Сознание, прикованное к плоти. Дневники и записные книжки 1964–1980 - стр. 3
Мне представляется справедливым назвать этот том «политическим романом воспитания», как раз в смысле взросления, достижения личностью зрелости. В первой части книги моя мать часто гневается и ужасается американской войне во Вьетнаме – она была одним из самых последовательных и резких критиков этой войны на американской общественной сцене. Мне кажется, что даже она сама, оглянувшись в прошлое, нахмурилась бы из-за некоторых фраз, которые она высказывала во время посещений подвергавшегося американским бомбежкам Ханоя. Впрочем, я публикую их без колебаний, так же как я привожу многие другие дневниковые записи, которые тревожат или причиняют мне боль. Что касается Вьетнама, остается лишь добавить, что ужасы войны, вынудившие ее на крайности, вовсе не были порождением ее воображения. Возможно, она вела себя неразумно, но это не умаляет чудовищности войны, которая разворачивалась у нее перед глазами.

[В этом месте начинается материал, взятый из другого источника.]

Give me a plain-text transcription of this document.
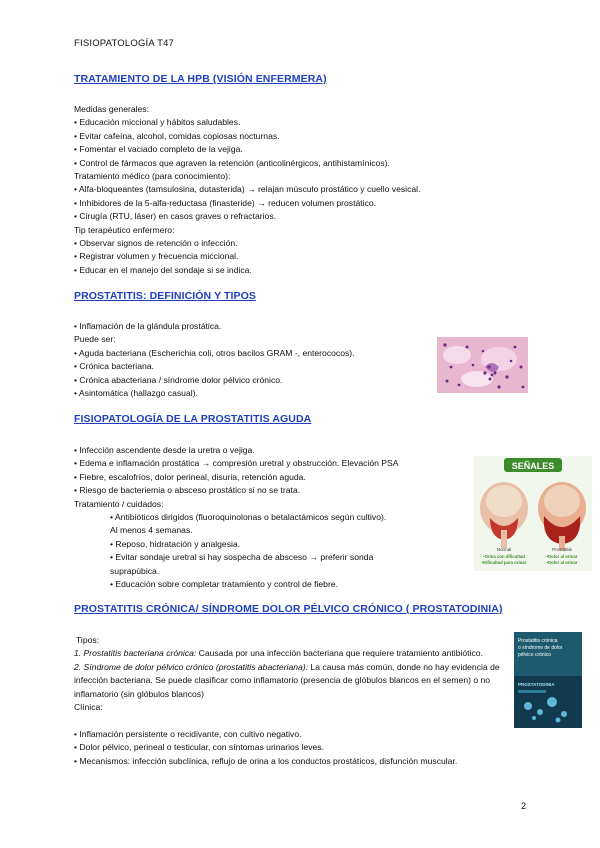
FISIOPATOLOGÍA T47
TRATAMIENTO DE LA HPB (VISIÓN ENFERMERA)
Medidas generales:
• Educación miccional y hábitos saludables.
• Evitar cafeína, alcohol, comidas copiosas nocturnas.
• Fomentar el vaciado completo de la vejiga.
• Control de fármacos que agraven la retención (anticolinérgicos, antihistamínicos).
Tratamiento médico (para conocimiento):
• Alfa-bloqueantes (tamsulosina, dutasterida) → relajan músculo prostático y cuello vesical.
• Inhibidores de la 5-alfa-reductasa (finasteride) → reducen volumen prostático.
• Cirugía (RTU, láser) en casos graves o refractarios.
Tip terapéutico enfermero:
• Observar signos de retención o infección.
• Registrar volumen y frecuencia miccional.
• Educar en el manejo del sondaje si se indica.
PROSTATITIS: DEFINICIÓN Y TIPOS
• Inflamación de la glándula prostática.
Puede ser:
• Aguda bacteriana (Escherichia coli, otros bacilos GRAM -, enterococos).
• Crónica bacteriana.
• Crónica abacteriana / síndrome dolor pélvico crónico.
• Asintomática (hallazgo casual).
FISIOPATOLOGÍA DE LA PROSTATITIS AGUDA
• Infección ascendente desde la uretra o vejiga.
• Edema e inflamación prostática → compresión uretral y obstrucción. Elevación PSA
• Fiebre, escalofríos, dolor perineal, disuria, retención aguda.
• Riesgo de bacteriemia o absceso prostático si no se trata.
Tratamiento / cuidados:
• Antibióticos dirigidos (fluoroquinolonas o betalactámicos según cultivo).
Al menos 4 semanas.
• Reposo, hidratación y analgesia.
• Evitar sondaje uretral si hay sospecha de absceso → preferir sonda
suprapúbica.
• Educación sobre completar tratamiento y control de fiebre.
SEÑALES
Normal	Prostatitis
•Orina con dificultad
•Dificultad para orinar
•Dolor al orinar
•Dolor al orinar
PROSTATITIS CRÓNICA/ SÍNDROME DOLOR PÉLVICO CRÓNICO ( PROSTATODINIA)
Tipos:
1. Prostatitis bacteriana crónica: Causada por una infección bacteriana que requiere tratamiento antibiótico.
2. Síndrome de dolor pélvico crónico (prostatitis abacteriana): La causa más común, donde no hay evidencia de infección bacteriana. Se puede clasificar como inflamatorio (presencia de glóbulos blancos en el semen) o no inflamatorio (sin glóbulos blancos)
Clínica:
• Inflamación persistente o recidivante, con cultivo negativo.
• Dolor pélvico, perineal o testicular, con síntomas urinarios leves.
• Mecanismos: infección subclínica, reflujo de orina a los conductos prostáticos, disfunción muscular.
Prostatitis crónica o síndrome de dolor pélvico crónico
PROSTATODINIA
2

Моя мать никогда не отрекалась от своей антивоенной деятельности. Однако она разочаровалась и, в отличие от многих своих современников (я не стану называть имен, но проницательный читатель поймет, о каких американских писателях поколения моей матери идет речь), публично отринула веру в идеи коммунизма – и не только в его советском, китайском или кубинском воплощении, а как системы. Не могу сказать наверняка, изменила бы она свои чувства и взгляды, если бы не ее большая дружба с Иосифом Бродским – пожалуй, единственные за всю ее жизнь сентиментальные отношения с равным. Значимость для нее Бродского, несмотря на отдаление в последние годы его жизни, невозможно переоценить – с эстетической, политической или человеческой точки зрения. На смертном одре в Мемориальном госпитале Нью-Йорка, в предпоследний день жизни, когда она хваталась за воздух, хваталась за жизнь, а заголовки газет пестрели сообщениями об азиатском цунами, она вспоминала только двух людей – свою мать и Иосифа Бродского. Перефразируя Байрона, его сердце было ее судом.
Сердце ее, увы, часто бывало разбито, и в этой книге много повествуется о романтической утрате. В некотором смысле это создает превратное впечатление о жизни моей матери, ведь она склонна была писать в дневник, в первую очередь, в пору несчастья и гораздо меньше обращалась к нему, если все у нее было в порядке. Но хотя соотношение может быть не совсем верным, мне кажется, что несчастье в любви было в той же мере частью ее, как чувство самореализации, которое она черпала в творчестве, и страсть вечного «ученичества», которую она привносила в свою жизнь (особенно в те периоды, когда она ничего не писала), то есть желание быть идеальным читателем великой литературы, идеальным ценителем, зрителем и слушателем великого искусства. Так, в согласии с ней самой, другими словами, с тем, как она прожила свою жизнь, настоящие дневники колеблются между полюсами утраты и эрудиции. То, что я пожелал бы для нее другой жизни, вряд ли имеет значение.